大家好,我是W
这个东西其实我早就想做了,但是一直找不到真题Word版,所以没做。今天室友提醒我淘宝可以买到,结果真就有了呗。OK那就搞吧!
资源地址
花了我两块钱大洋买了真题,我也藏私就给大家分享出来吧!大家完全可以下载来照着做,点击链接。
统一DOCX格式
Word文档有些是doc格式,有些是docx格式,为了能够统一读文档,我们需要把doc文档转为docx格式。这里使用的工具是pypiwin32,大家可以使用下面的命令行下载:
pip install pypiwin32
通过pypiwin32库可以把doc转为docx文件,然后使用python-docx对docx文件进行读取:
pip install python-docx
得到这两个库后就可以对文件进行格式转换:
import os
import win32com.client as wc
def read_word(base_path, file_name_list):
print(file_name_list)
for file_name in file_name_list:
word = wc.Dispatch('Word.Application')
print(base_path + file_name + ".doc")
doc = word.Documents.Open(base_path + file_name + ".doc")

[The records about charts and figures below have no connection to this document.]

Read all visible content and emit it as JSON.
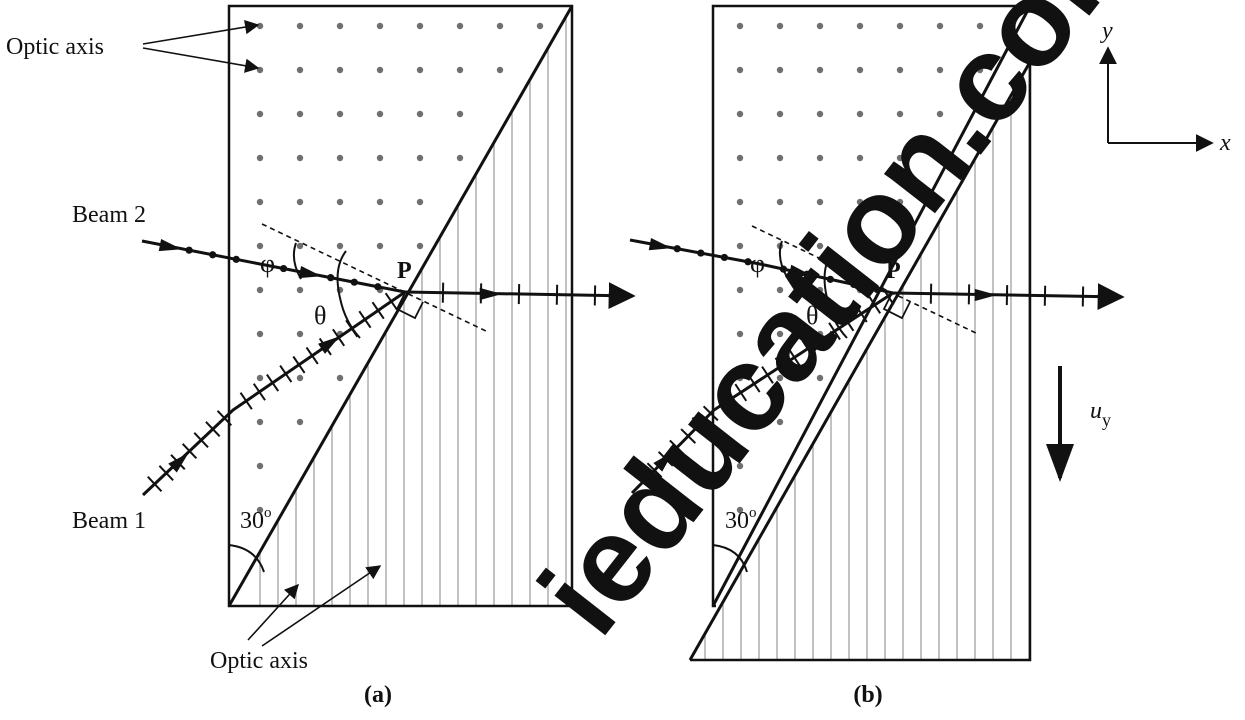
{
  "labels": {
    "optic_axis_top": "Optic axis",
    "optic_axis_bottom": "Optic axis",
    "beam2": "Beam 2",
    "beam1": "Beam 1",
    "phi": "φ",
    "theta": "θ",
    "point": "P",
    "angle_value": "30",
    "angle_unit": "o",
    "panel_a": "(a)",
    "panel_b": "(b)",
    "axis_y": "y",
    "axis_x": "x",
    "velocity_symbol": "u",
    "velocity_subscript": "y"
  },
  "watermark": {
    "text": "ieducation.com",
    "color": "#ff5a00"
  },
  "colors": {
    "ink": "#111111",
    "dots": "#6f6f6f",
    "hatch": "#9a9a9a"
  }
}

doc.SaveAs("D:/My_IDE/PyCharm/Project/python_basic/英语二词频分析/data/English_2_new/" + file_name + ".docx", 12,
False,
"", True, "", False, False, False, False)
doc.Close()
word.Quit()
if __name__ == '__main__':
base_path = "D:/My_IDE/PyCharm/Project/python_basic/英语二词频分析/data/English_2_origin/"
file_name_list = []
for file_name in os.listdir(base_path):
print(base_path + file_name)
if file_name.endswith(".doc"):
file_name_list.append(file_name.replace(".doc", ""))

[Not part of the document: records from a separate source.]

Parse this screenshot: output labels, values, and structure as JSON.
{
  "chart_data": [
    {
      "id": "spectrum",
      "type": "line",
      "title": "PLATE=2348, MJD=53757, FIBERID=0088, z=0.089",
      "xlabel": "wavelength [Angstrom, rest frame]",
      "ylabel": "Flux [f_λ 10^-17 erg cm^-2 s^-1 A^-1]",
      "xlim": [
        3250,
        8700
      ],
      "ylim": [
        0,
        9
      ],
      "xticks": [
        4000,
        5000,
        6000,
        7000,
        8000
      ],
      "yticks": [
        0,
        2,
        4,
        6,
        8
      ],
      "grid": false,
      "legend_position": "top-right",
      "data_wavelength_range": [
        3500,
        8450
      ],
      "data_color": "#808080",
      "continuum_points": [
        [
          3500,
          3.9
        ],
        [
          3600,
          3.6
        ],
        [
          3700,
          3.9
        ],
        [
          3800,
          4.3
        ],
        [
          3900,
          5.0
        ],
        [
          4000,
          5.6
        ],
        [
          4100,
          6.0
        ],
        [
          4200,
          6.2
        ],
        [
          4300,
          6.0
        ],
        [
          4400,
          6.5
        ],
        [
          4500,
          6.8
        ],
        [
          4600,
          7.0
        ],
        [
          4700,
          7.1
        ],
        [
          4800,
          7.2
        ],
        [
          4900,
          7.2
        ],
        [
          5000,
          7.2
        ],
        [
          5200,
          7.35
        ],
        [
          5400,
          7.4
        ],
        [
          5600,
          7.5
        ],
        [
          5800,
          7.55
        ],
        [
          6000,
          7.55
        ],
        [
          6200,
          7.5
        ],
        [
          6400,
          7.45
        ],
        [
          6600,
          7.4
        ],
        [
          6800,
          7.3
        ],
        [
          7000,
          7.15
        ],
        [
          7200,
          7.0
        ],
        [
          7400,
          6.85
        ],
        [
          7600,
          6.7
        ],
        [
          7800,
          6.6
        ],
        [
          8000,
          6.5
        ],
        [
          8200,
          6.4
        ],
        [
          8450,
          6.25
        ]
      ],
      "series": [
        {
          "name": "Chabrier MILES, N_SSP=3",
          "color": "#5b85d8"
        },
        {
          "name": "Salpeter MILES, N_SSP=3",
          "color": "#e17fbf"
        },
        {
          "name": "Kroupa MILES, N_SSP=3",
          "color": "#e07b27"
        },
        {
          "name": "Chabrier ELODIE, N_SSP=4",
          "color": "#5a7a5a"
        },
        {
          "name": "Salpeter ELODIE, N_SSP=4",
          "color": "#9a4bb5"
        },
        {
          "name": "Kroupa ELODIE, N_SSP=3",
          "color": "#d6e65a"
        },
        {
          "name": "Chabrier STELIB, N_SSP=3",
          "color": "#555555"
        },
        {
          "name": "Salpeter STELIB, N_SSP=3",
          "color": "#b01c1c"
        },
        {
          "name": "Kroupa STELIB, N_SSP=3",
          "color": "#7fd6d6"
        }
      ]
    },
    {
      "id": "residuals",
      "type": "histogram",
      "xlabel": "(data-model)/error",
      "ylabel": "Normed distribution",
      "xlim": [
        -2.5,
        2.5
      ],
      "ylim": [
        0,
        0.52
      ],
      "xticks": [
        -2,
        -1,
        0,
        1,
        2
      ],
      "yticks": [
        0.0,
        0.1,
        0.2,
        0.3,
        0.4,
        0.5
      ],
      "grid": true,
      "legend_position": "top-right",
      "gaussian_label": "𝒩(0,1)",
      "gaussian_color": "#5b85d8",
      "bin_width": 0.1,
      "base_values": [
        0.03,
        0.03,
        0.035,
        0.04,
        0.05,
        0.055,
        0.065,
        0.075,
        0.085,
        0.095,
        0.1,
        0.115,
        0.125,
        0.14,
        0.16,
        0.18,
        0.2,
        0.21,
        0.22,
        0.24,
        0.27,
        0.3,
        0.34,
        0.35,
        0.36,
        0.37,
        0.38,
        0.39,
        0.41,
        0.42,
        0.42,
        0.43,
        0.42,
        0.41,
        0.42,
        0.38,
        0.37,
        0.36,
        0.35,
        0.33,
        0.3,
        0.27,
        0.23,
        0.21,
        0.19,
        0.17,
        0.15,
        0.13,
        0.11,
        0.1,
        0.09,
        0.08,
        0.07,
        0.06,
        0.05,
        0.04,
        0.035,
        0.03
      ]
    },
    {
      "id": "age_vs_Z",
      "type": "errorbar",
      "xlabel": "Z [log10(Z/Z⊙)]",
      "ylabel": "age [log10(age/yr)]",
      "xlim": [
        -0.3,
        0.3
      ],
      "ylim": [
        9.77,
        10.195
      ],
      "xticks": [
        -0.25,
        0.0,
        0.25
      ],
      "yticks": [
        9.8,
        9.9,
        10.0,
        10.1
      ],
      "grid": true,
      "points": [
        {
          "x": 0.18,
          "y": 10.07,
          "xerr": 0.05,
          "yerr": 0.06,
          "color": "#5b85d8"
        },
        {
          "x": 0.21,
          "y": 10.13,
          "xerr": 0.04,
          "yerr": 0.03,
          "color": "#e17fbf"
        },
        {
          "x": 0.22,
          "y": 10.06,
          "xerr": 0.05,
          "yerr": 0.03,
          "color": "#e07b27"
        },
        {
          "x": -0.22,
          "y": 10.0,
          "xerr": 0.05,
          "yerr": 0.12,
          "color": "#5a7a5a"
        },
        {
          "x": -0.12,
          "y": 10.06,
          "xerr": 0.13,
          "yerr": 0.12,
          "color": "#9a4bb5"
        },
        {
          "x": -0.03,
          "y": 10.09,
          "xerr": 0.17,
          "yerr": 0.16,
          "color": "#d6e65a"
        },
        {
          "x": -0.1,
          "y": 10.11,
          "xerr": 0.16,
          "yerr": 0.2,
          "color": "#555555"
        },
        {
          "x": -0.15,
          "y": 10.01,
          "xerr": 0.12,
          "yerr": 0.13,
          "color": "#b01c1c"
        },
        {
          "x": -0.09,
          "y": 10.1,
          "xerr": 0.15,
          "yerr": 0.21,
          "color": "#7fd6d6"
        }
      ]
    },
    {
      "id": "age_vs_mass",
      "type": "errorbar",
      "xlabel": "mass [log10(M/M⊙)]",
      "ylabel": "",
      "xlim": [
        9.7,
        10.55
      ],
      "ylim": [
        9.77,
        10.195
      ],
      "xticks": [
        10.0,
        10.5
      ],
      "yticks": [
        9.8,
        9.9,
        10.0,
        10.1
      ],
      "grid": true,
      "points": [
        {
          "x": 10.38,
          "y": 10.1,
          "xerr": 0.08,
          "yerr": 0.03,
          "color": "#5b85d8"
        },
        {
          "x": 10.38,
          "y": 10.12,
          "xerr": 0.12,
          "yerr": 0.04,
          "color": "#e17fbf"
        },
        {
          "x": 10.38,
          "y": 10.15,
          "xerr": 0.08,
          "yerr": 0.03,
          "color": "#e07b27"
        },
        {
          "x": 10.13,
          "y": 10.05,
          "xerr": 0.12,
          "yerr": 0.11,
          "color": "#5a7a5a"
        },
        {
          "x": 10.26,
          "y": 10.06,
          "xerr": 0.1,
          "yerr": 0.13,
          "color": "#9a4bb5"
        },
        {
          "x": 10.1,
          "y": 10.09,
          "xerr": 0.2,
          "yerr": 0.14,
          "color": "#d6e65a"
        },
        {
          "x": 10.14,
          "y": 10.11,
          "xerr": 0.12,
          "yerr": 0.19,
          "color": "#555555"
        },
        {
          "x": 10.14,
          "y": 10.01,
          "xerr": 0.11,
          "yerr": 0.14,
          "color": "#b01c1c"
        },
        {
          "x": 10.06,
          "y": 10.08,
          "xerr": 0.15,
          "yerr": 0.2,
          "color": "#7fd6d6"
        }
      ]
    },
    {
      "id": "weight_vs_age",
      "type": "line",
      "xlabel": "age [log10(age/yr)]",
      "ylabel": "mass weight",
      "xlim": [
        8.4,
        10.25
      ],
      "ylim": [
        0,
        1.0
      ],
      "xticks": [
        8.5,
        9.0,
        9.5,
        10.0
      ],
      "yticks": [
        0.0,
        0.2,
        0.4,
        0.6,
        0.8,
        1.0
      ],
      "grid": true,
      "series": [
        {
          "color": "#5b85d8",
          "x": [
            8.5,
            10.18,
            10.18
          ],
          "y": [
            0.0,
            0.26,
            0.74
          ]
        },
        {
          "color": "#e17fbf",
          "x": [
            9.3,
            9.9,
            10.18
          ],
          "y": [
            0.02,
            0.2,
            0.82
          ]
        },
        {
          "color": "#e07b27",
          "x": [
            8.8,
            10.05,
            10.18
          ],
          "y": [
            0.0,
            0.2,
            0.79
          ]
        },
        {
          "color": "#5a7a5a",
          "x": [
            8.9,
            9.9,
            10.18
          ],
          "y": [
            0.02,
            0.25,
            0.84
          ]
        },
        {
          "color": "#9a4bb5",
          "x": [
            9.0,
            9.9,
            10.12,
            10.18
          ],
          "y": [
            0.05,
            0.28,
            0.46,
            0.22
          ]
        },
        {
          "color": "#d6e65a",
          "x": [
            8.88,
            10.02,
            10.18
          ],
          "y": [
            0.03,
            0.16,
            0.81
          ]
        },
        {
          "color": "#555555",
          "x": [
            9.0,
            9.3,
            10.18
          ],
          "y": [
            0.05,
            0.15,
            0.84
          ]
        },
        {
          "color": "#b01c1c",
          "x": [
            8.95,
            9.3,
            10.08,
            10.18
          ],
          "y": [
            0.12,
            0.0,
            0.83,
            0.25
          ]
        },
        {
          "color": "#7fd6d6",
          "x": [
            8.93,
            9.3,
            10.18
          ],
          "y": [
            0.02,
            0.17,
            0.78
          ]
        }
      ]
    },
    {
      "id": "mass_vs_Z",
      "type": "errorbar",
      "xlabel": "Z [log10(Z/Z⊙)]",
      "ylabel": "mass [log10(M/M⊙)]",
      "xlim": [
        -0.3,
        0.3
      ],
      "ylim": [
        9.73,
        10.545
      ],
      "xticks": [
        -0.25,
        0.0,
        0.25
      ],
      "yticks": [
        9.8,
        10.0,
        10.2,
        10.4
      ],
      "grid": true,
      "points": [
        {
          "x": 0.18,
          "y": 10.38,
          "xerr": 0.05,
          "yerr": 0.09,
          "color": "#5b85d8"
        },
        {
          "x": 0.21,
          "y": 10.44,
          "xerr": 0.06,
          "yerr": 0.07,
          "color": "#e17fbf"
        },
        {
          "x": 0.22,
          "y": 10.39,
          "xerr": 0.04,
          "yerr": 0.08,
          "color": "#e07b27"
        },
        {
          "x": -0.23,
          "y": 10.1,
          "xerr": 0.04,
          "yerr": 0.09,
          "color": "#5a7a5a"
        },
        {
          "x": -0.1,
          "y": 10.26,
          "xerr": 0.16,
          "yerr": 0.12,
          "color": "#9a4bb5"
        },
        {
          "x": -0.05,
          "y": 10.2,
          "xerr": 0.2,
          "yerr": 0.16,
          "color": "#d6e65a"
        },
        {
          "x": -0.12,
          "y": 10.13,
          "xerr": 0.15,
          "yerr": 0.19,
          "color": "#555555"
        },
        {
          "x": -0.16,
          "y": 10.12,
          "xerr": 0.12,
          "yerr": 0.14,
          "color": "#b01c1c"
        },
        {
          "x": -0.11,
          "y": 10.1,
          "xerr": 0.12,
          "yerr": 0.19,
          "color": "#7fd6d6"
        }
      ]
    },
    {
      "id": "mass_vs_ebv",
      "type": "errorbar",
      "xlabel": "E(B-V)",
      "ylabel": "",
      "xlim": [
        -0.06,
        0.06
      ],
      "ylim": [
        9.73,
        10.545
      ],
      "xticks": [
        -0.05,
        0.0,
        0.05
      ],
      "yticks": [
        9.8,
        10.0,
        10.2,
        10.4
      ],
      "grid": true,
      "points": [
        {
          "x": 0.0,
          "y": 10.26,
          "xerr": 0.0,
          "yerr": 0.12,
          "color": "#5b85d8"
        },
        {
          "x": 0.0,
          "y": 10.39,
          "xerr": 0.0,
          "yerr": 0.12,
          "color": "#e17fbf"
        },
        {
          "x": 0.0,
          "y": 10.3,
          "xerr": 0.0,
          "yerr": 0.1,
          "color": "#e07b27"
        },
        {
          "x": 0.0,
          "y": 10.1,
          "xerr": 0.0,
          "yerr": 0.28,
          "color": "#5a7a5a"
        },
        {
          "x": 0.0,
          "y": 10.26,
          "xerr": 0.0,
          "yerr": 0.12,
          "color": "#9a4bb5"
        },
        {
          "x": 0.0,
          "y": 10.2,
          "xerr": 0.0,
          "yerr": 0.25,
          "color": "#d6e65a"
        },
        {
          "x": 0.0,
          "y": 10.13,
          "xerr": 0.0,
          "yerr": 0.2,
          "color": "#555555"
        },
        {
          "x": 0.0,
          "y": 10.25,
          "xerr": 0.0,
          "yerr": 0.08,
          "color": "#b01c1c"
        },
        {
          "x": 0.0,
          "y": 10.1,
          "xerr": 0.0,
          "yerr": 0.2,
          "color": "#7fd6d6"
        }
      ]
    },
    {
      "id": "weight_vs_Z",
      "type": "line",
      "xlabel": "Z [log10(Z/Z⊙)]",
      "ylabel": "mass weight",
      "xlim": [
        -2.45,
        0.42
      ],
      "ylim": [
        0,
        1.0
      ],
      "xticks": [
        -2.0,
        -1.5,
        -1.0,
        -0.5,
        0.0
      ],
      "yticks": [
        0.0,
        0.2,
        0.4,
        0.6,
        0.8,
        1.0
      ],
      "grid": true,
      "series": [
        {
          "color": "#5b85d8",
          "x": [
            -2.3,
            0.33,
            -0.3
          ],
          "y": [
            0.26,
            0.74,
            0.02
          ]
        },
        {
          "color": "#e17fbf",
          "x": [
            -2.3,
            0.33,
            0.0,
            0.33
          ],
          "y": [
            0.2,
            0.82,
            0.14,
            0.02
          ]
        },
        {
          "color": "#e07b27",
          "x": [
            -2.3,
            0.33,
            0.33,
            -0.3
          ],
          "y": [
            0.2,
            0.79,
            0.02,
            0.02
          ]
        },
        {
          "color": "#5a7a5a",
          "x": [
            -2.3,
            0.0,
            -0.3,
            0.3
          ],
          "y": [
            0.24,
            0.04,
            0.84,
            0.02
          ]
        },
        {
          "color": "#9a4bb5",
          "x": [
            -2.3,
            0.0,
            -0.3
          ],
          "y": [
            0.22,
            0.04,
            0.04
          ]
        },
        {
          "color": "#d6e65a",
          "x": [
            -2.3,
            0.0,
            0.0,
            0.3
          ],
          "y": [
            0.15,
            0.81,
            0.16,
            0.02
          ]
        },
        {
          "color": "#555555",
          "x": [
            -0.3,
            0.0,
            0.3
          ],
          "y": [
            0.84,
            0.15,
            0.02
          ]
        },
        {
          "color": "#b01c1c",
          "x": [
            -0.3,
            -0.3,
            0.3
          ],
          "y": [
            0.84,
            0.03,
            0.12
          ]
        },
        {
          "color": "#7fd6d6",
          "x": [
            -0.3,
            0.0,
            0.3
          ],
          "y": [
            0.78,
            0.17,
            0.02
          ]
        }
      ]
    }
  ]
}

read_word(base_path, file_name_list)
另外有一篇博客大家可以学习:python读取word文件
读取DOCX文件
使用python-docx读取文件:
from docx import Document
def read_DOCX(base_path, file_name):
document = Document(base_path + file_name)
full_text = ""
for paragraph in document.paragraphs:
# print(paragraph.text)
full_text += paragraph.text
return full_text
整体流程
这个main方法表示了整体的流程,因为是很简单的小工具,所以并没有对代码做过多的注释相信大家也能看懂:
if __name__ == '__main__':
base_path = "D:/My_IDE/PyCharm/Project/python_basic/英语二词频分析/data/English_2_new/"

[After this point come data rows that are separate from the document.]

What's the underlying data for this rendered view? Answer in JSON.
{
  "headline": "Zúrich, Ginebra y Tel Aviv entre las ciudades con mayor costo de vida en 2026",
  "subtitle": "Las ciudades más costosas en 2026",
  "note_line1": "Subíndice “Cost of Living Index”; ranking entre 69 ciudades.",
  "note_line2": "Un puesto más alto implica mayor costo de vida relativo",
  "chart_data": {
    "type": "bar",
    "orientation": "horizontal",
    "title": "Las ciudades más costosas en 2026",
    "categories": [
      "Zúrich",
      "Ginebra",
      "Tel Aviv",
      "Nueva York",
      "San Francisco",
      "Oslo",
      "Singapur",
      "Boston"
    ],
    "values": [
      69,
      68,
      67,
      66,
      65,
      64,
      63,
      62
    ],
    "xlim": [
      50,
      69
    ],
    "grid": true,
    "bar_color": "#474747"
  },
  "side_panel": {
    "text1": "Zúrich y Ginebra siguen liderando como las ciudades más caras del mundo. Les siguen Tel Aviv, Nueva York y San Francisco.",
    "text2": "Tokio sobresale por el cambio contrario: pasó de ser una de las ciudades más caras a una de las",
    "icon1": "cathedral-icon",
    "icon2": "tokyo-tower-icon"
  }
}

file_name_list = os.listdir(base_path)
total_word_dict = {}
total_text = ""
exclude_list = read_exclude_text()
# 1' 读取文件
for file_name in file_name_list:
full_text = read_DOCX(base_path, file_name)
total_text += full_text
# 2' 分词
word_list = jb.cut(full_text)
for word in word_list:
if is_alphabet(word):
total_word_dict[word] = total_word_dict.get(word, 0) + 1
print(total_word_dict)
# 按频次排序
total_word_list = sorted(total_word_dict.items(), key=lambda x: x[1], reverse=True)
print(total_word_list)
for item in total_word_list:
# 找对应翻译
# 找不到接口批量翻译,可以尝试破解百度翻译的接口遍历实现
# 转字符串
if item[0] not in exclude_list:
item = str(item[0]) + " " + str(item[1])
with open("word_frequency.txt", 'a', encoding='utf-8') as f:
f.write(item + "\n")
# 3' 词云
draw_wordCloud(total_text)
对于中间涉及的小问题有几个需要讲的。
判断英文
因为文档里还是有一些标点符号和中文的出现,但是我们需要的是英文,所以需要一个方法来判断英文:
def is_alphabet(char):
if (char >= '\u0041' and char <= '\u005a') or (char >= '\u0061' and char <= '\u007a'):
return True
else:
return False
在使用jieba分词后,需要剔除一些简单的词汇
这里我选择把需要提出的词汇放入txt文件中,大家如果有需要可以自行按格式添加:
def read_exclude_text():
file_path = "./data/exclud_words.txt"
exclude_list = []
for line in open(file_path):
exclude_list.append(line.strip('\r\n'))
return exclude_list
若*item[0]*在exclude名单中则剔除:
if item[0] not in exclude_list:
item = str(item[0]) + " " + str(item[1])
exclude_words.txt格式如下:
the
to
of
a
and
in
that
is
A
词云和jieba都很简单
我给大家找两篇博客,或者大家阅读代码就能学会:
完整代码
把doc转为docx:
import os
import win32com.client as wc
def read_word(base_path, file_name_list):
print(file_name_list)
for file_name in file_name_list:
word = wc.Dispatch('Word.Application')
print(base_path + file_name + ".doc")
doc = word.Documents.Open(base_path + file_name + ".doc")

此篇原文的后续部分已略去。